Reserpine

July 2, 2020 Rima Pharmacology, Pharmacology of anti-hypertensive agents 0

  • Reserpine is a Rauwolfia alkaloid obtained from root of the plant Rauwolfia serpentina or Sarpagandha. Reserpine was used in India from ancient times for conditions like snakebite, fever and insanity. Its molecular structure was elucidated in 1953 and first total synthesis was accomplished in 1958.
  • It was first approved by FDA in 1955 for use in hypertension.

Mechanism of Action of reserpine

  • Reserpine causes depletion of catecholamines- adrenaline, nor-adrenaline (NA), dopamine and serotonin from various storage sites in the body.
  • It binds tightly to adrenergic storage vesicle in central and peripheral adrenergic neurons and inhibit vesicular monoamine transporter (VMAT-2) which facilitate NA uptake and storage. This causes loss of storage capacity in nerve terminal resulting in leakage of catecholamines in cytoplasm where they are metabolized. The overall result is depletion of catecholamines.
  • Similar is the case with storage sites of serotonin.
  • Depletion results in a lack of active transmitter discharge from nerve endings upon nerve depolarization, and consequently leads to a decreased heart rate and decreased arterial blood pressure as well as sedative effects.

Pharmacological Effects of reserpine

Cardiovascular System

  • When administered through IV route, hypotensive effect appears after 30 minutes. Maximum effect develops after 2-4 weeks of repeated oral medication.
  • Hypotension is usually accompanied by bradycardia. Hypotensive effect remains even after missing a daily dose.
  •  When used with other anti-hypertensive agents specially diuretics, it shows synergistic effect.

CNS (Central Nervous System)

  • It causes depletion of serotonin and dopamine from CNS and shows sedative and anti-psychotic actions.

GIT (Gastrointestinal Tract)

  • It increases gastric acid secretion and augment peristaltic movement. Hence, it is used to induce peptic ulcer in experimental animals.

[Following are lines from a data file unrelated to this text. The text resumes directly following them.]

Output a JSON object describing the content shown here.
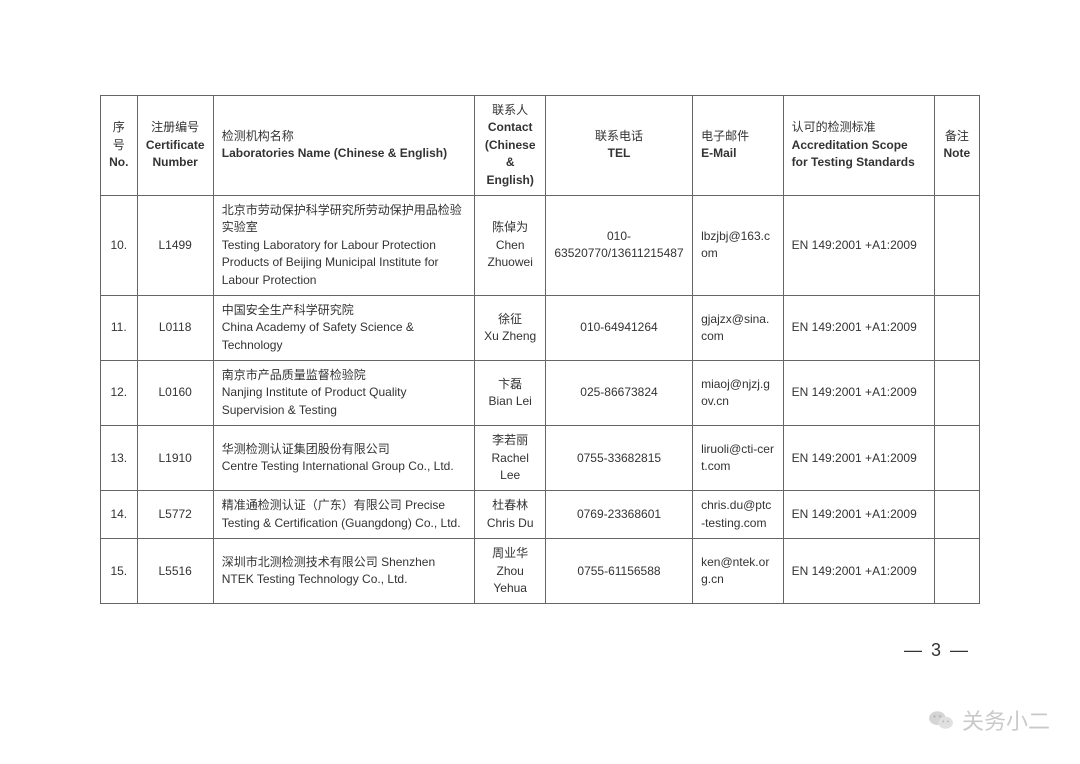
{
  "headers": {
    "no": {
      "cn": "序号",
      "en": "No."
    },
    "cert": {
      "cn": "注册编号",
      "en": "Certificate Number"
    },
    "lab": {
      "cn": "检测机构名称",
      "en": "Laboratories Name (Chinese & English)"
    },
    "contact": {
      "cn": "联系人",
      "en": "Contact (Chinese & English)"
    },
    "tel": {
      "cn": "联系电话",
      "en": "TEL"
    },
    "email": {
      "cn": "电子邮件",
      "en": "E-Mail"
    },
    "scope": {
      "cn": "认可的检测标准",
      "en": "Accreditation Scope for Testing Standards"
    },
    "note": {
      "cn": "备注",
      "en": "Note"
    }
  },
  "rows": [
    {
      "no": "10.",
      "cert": "L1499",
      "lab_cn": "北京市劳动保护科学研究所劳动保护用品检验实验室",
      "lab_en": "Testing Laboratory for Labour Protection Products of Beijing Municipal Institute for Labour Protection",
      "contact_cn": "陈倬为",
      "contact_en": "Chen Zhuowei",
      "tel": "010-63520770/13611215487",
      "email": "lbzjbj@163.com",
      "scope": "EN 149:2001 +A1:2009",
      "note": ""
    },
    {
      "no": "11.",
      "cert": "L0118",
      "lab_cn": "中国安全生产科学研究院",
      "lab_en": "China Academy of Safety Science & Technology",
      "contact_cn": "徐征",
      "contact_en": "Xu Zheng",
      "tel": "010-64941264",
      "email": "gjajzx@sina.com",
      "scope": "EN 149:2001 +A1:2009",
      "note": ""
    },
    {
      "no": "12.",
      "cert": "L0160",
      "lab_cn": "南京市产品质量监督检验院",
      "lab_en": "Nanjing Institute of Product Quality Supervision & Testing",
      "contact_cn": "卞磊",
      "contact_en": "Bian Lei",
      "tel": "025-86673824",
      "email": "miaoj@njzj.gov.cn",
      "scope": "EN 149:2001 +A1:2009",
      "note": ""
    },
    {
      "no": "13.",
      "cert": "L1910",
      "lab_cn": "华测检测认证集团股份有限公司",
      "lab_en": "Centre Testing International Group Co., Ltd.",
      "contact_cn": "李若丽",
      "contact_en": "Rachel Lee",
      "tel": "0755-33682815",
      "email": "liruoli@cti-cert.com",
      "scope": "EN 149:2001 +A1:2009",
      "note": ""
    },
    {
      "no": "14.",
      "cert": "L5772",
      "lab_cn": "精准通检测认证（广东）有限公司    Precise Testing & Certification (Guangdong) Co., Ltd.",
      "lab_en": "",
      "contact_cn": "杜春林",
      "contact_en": "Chris Du",
      "tel": "0769-23368601",
      "email": "chris.du@ptc-testing.com",
      "scope": "EN 149:2001 +A1:2009",
      "note": ""
    },
    {
      "no": "15.",
      "cert": "L5516",
      "lab_cn": "深圳市北测检测技术有限公司    Shenzhen NTEK Testing Technology Co., Ltd.",
      "lab_en": "",
      "contact_cn": "周业华",
      "contact_en": "Zhou Yehua",
      "tel": "0755-61156588",
      "email": "ken@ntek.org.cn",
      "scope": "EN 149:2001 +A1:2009",
      "note": ""
    }
  ],
  "page_number": "— 3 —",
  "watermark_text": "关务小二"
}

Pharmacokinetics of reserpine

  • It is administered through oral and parenteral route. It is lipid soluble, can penetrate blood brain barrier (BBB). and  is distributed in various parts of CNS.
  • When administered through oral route, its central and peripheral effects are developed slowly and maintained for long period of time even after complete elimination of the drug.
  • It is entirely metabolized and only about 1% is excreted unchanged. However, its metabolic pathway is not known.

Therapeutic Uses

  • To treat high blood pressure. However, its use as anti-hypertensive is declined due to CNS related side effects.
  • To treat schizophrenia. Used as adjunctive treatment in combination with other anti-psychotics.

Adverse Effects

  • Most adverse effects occur due to its action on CNS. The most common adverse effects are sedation, inability to concentrate and perform complex task.
  • Mental depression is most serious, dose-related adverse effect which is very uncommon. Reserpine must be discontinued at the first sign of depression.
  • Large dose of reserpine can cause parkinsonism due to dopamine depletion. Large doses can also cause endocrine disturbance like gynecomastia and impotence in male and reduction of fertility in female.
  • Some other side effects are weight gain, orthostatic hypotension, allergic manifestation, nasal congestion and increased gastric acid secretion.

Drug Interaction

  • Concurrent administration with direct or indirect sympathomimetic agents should be monitored. It can prolong action of direct acting amines like epinephrine, phenylephrine and inhibit activity of indirect acting amines like ephedrine and tyramine.
  • When used together with MAO inhibitor, it can produce rise in BP (reserpine reversal effect). So, MAO inhibitors should be avoided or used with caution.
  • It should be used cautiously with digitalis and quinidine.

Contraindication

  • It should be contraindicated in patients with known hypersensitivity.
  • Should be avoided in patients with mental depression or history of depression, active peptic ulcer, ulcerative colitis and patients receiving electroconvulsive therapy.
  • It should be avoided in breastfeeding if possible.

Reference

  1. https://pubchem.ncbi.nlm.nih.gov/compound/reserpine
  2. https://www.cochrane.org/CD007655/HTN_reserpine-lowering-blood-pressure
  3. https://www.drugs.com/pro/reserpine.html
  4. Khan ZA, Shahzad SA, Anjum A, Bale AT, Naqvi SAR. Synthetic approaches toward the reserpine. Synthetic Communications: An International Journal for Rapid Communication of Synthetic Organic Chemistry. 2018; 48(10): 1128-1147.
  5. Fischer E, Heller B. Pharmacology of the Mechanism of Certain Effects of Reserpine in the Rat. Nature. 1967; 216: 1221–1222.
  6. Pharmacology and pharmacotherapeutics. 24th edition.
  7. Goodman and Gillman Manual of Pharmacology and Therapeutics.